Para Rony ela já tinha ido longe demais.

- Você não tirou porcaria nenhuma de 1.305, Cho. As notas são todas múltiplos de dez.

- Quem disse que eu tirei 1.305?

- Você - Rony e eu falamos juntos.

- Não, não disse. Eu disse 1.310.

- Oh, meu Deus! - disse, olhando para Lila em busca de apoio, mas a coragem dela tinha se esgotado. Alegou que não se lembrava do que Cho havia dito.

Ficamos discutindo durante o resto do recreio sobre o que Cho tinha dito e por que ela tinha se candidatado a uma vaga na Notre Dame se não queria ir para lá. Nós duas acabamos chorando e Cho saiu da escola mais cedo alegando à enfermeira que estava com cólica. A coisa toda se acalmou quando entrei para a Duke e me convenci a ficar satisfeita com aquele resultado. A Duke tinha um jeito e um clima parecidos com os da Notre Dame - construções em pedra, um campus impecável, prestígio. Era tão boa quanto a Notre Dame e talvez fosse melhor expandir meus horizontes e sair de Indiana.

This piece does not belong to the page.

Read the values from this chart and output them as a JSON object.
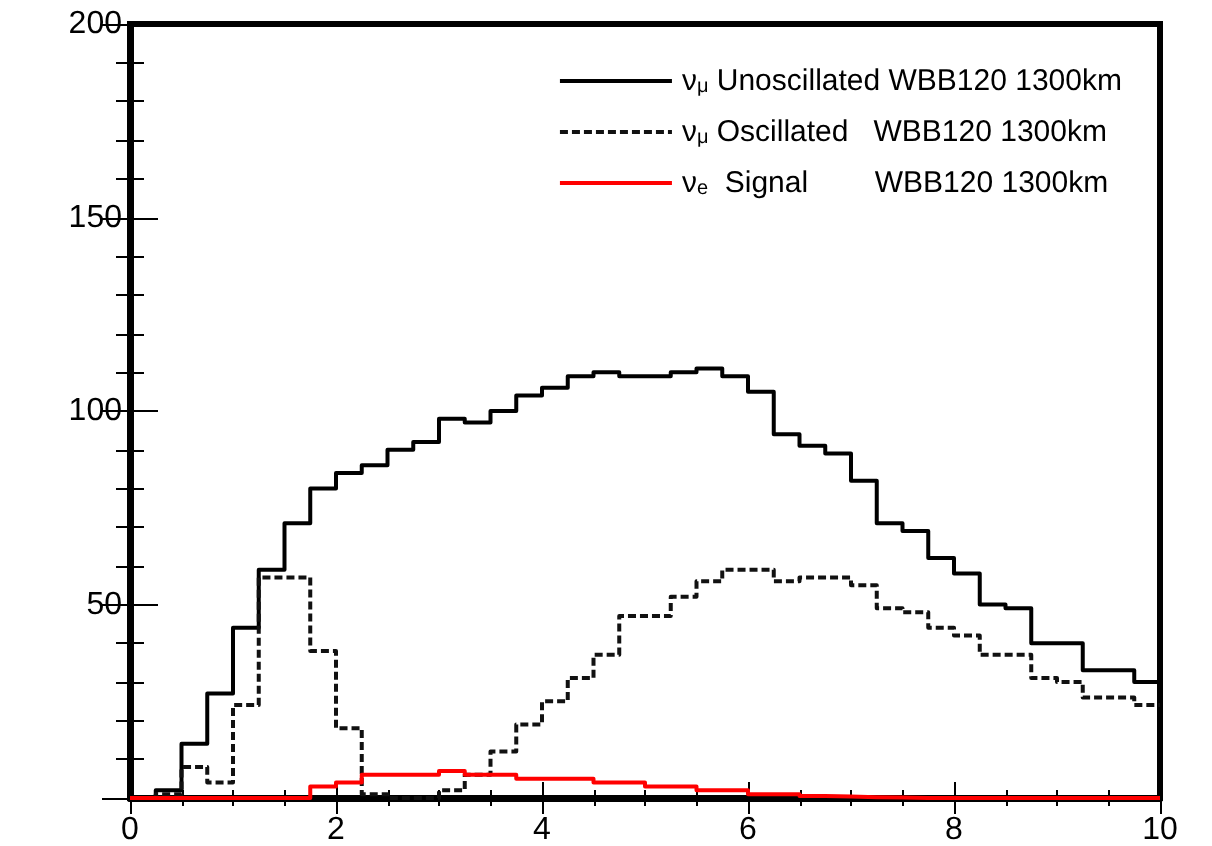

Só que até hoje fico pensando por que Notre Dame escolheu Cho em vez de mim. Talvez um subalterno qualquer deles tenha gostado da foto dela. Talvez tenha sido apenas a típica sorte de Cho.

De qualquer forma, estou satisfeita que Rony tenha refrescado minha memória sobre Notre Dame. Assim, o episódio da confrontação com Becky Zurich deixa de ser a lembrança mais forte na minha mente. Sim, Cho podia ser uma boa amiga - normalmente ela era -, mas também me sacaneou em alguns momentos cruciais da minha vida: primeiro amor, faculdade dos sonhos. Isso não era coisa sem importância.

- Está bem - digo a Rony. - Mas acho que você está exagerando um pouco. Eu não usaria o termo "pisar".

- Certo, mas você sabe o que quero dizer. Há uma competição velada.

- Acho que sim, talvez - digo, pensando que não se trata exatamente de uma competição quando um dos lados perde sistematicamente.

- Então, enfim, mantenha-me informado. Este assunto é quente.

Digo a ele que sim.

- Mais uma coisa - pede. - Quando você vem me visitar?

- Logo, logo.

- Isso é o que você sempre diz.

- Eu sei, mas você sabe como é. O trabalho está sempre uma loucura... logo, logo eu vou. Este ano, com certeza.

- Menos mal - diz Rony. - Realmente estou com saudade de você.

- Eu também.

- Além do mais - diz ele -, pode ser que você precise de umas férias quando tudo isso terminar.

Depois que desligamos, percebo satisfeita que Rony não me disse nem uma vez para parar. Ele apenas falou para eu tomar cuidado. E vou fazer isso. Da próxima vez que me encontrar com Harry, vou tomar cuidado.